Through the haze of jet lag and the stupefying effect of a delicious and very long meal, I realized that I had been asked over for a holiday by a complete stranger. We don’t often consider doing that in American culture. But how special is it to invite somebody into your home? We do it so often on mundane occasions – the repairman comes around to fix your washing machine, or your friend drops by to pick up that book you promised her – that we don’t see it as being that big of a deal. But we know it’s different for holidays. All the traditions your family has spent generations accumulating are there to be shared with a stranger. All the closeness and intimacy of a family gathering are being observed by an outsider. When you bring a stranger to your home for a holiday, you’re inviting them to join this intimate moment of communion: communion both between family members and between what is human and what is holy.
Which brings me back to my reason for missing the class trip to Jerusalem, on top of several days of class. Oregon is ten time zones away from where my classmates were attending class lectures and histology quizzes and important meetings, and I was there for my brother’s wedding. My brother and I weren’t really raised together. Being invited to the wedding wasn’t like being invited as a stranger to the Rosh Hashanah dinner, but I would still be seeing family members I hadn’t had a chance to be with since I was very young. I would be defining my place in this family by attending the wedding.
I could talk about how beautiful the occasion was forever, but I’ll try to be brief. To see my brother and new sister-in-law stand together and make a promise was to witness a miracle, and the act of adding my blessing to those of their other family members and close friends was the closest I’ve felt to holy action in years. Because to be included in a wedding like that is to be invited to a holy day. You come together, everyone gathers close, you sing or speak or whisper a blessing out loud and hope that it comes close to the one that is moving through your heart, mind, and whole body in a way you could have sworn (because you’re a medical student) was reserved for your blood alone, and something about your coming together to celebrate, thank, and bless offers protection, comfort, and joy.

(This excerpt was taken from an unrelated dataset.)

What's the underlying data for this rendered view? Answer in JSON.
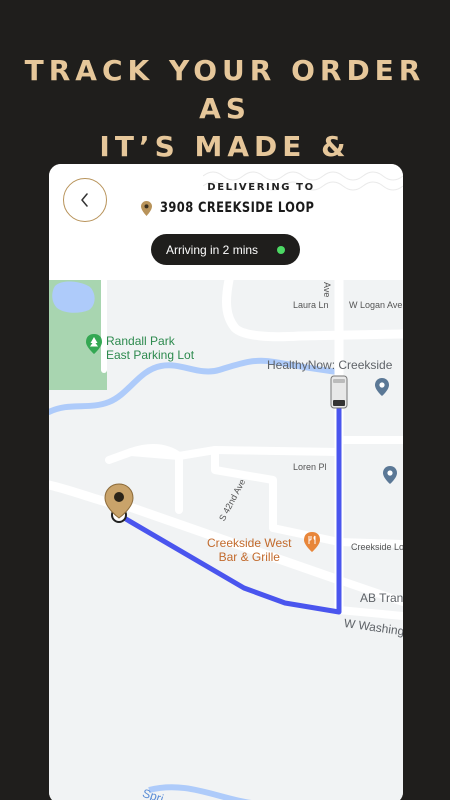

It was a much greater moment of communion than what I would be experiencing in a few days at the Rosh Hashanah dinner, but it prepared me for it: to see the holy and the human, and to accept a place in a community when you’re invited in.
So that’s why my advice to future MSIHers is to go to all the holidays they can. Because attending a brother’s wedding and being invited to a holiday dinner have a lot in common with what it felt like to be embarking upon a public health program, or what I imagine meeting a new patient for the first time will be like. It’s about learning how to accept a generously offered place next to somebody new or in a new world and family, at a moment when something holy is happening.